A wireless communication system includes a radio network and user devices communicating with each other via the radio network. The radio network includes base stations, which implement a bi-directional radio connection with the user devices thereby providing an access interface for the user devices using the radio network.
Examples of cellular access systems include WCDMA (Wideband Code Division Multiple Access) and a so-called 3.9G radio network. Contrary to WCDMA, 3.9G does not apply any spreading or scrambling sequences in base stations, which makes it more difficult to cope with interference from neighbouring base stations. Interference suppression thus becomes a problem for a baseband receiver algorithm. Typically a 3.9G receiver requires at least two receive antennas to make interference suppression work properly. With single antenna transmission linear receivers, such as interference rejection combining (IRC) receivers, can be used. With multiple transmit antennas, more advanced receiver algorithms are required to achieve the adequate performance. Most promising examples of these advanced receivers include iterative interference cancellers and sequence estimators operating in a likelihood-domain.
The user devices move within a network area continuously and thus the signal propagation environment with respect to the base stations changes all the time. Therefore, the quality of the radio connections between a user device and one or more serving base stations has to be monitored continuously as the optimal transmission parameters change accordingly. The most commonly used feedback information is the post-detection Signal to Interference and Noise Ratio (SINR) or a Signal to Noise Ratio (SNR) estimate, which can be used directly in a quantized form or with some other metrics to determine the set of transmission parameters that can be supported in given conditions.

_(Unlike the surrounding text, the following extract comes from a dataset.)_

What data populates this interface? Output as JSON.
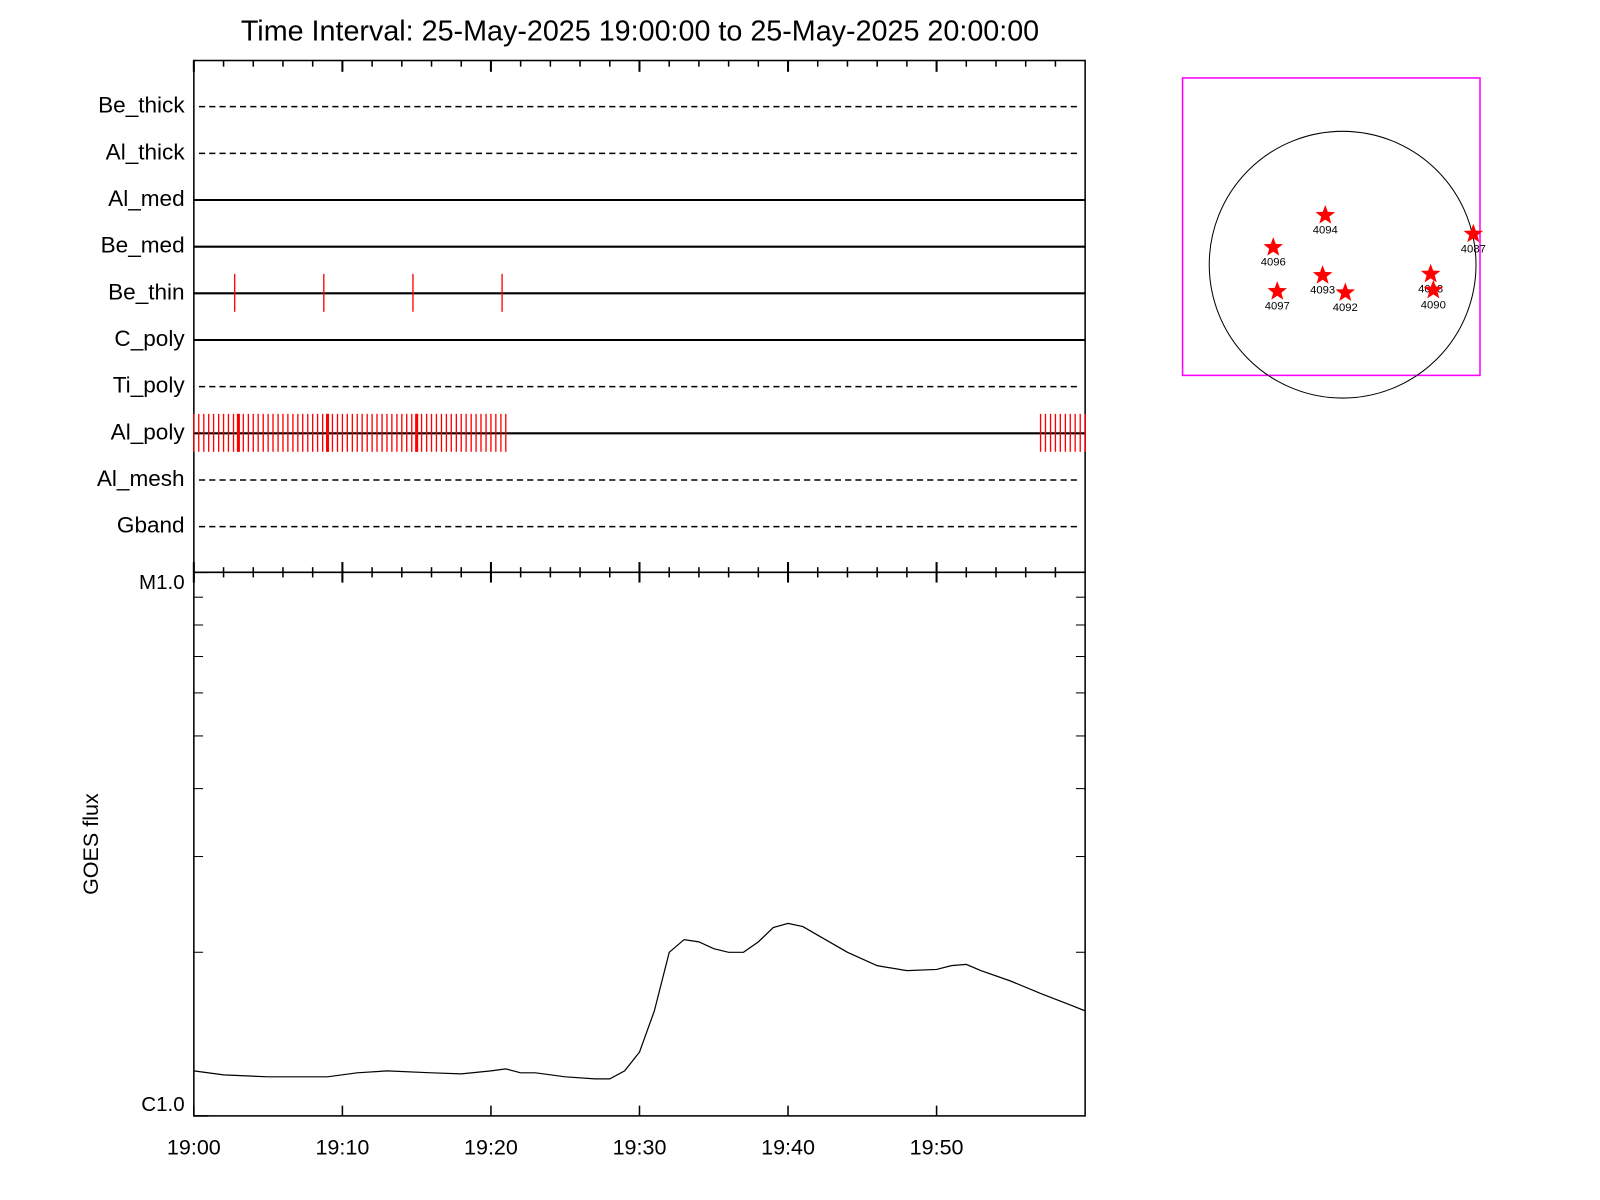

Based on the feedback describing the instantaneous SINR conditions for a certain mobile terminal and based on cell loading and delay sensitivity, for instance, the base station is able to adapt its transmission parameters, such as frequency allocation, modulation or coding rate, accordingly. Such monitoring and change of signal transmission parameters is generally referred to as link adaptation.
The calculation of the SINR is rather straightforward for linear receivers, but can be fairly complex e.g. for likelihood-domain algorithms. In fact, derivation of the post-detection SINR for more advanced receivers can be too time-consuming or computationally complex, or the concept of post-detection SINR may not even be a meaningful measure.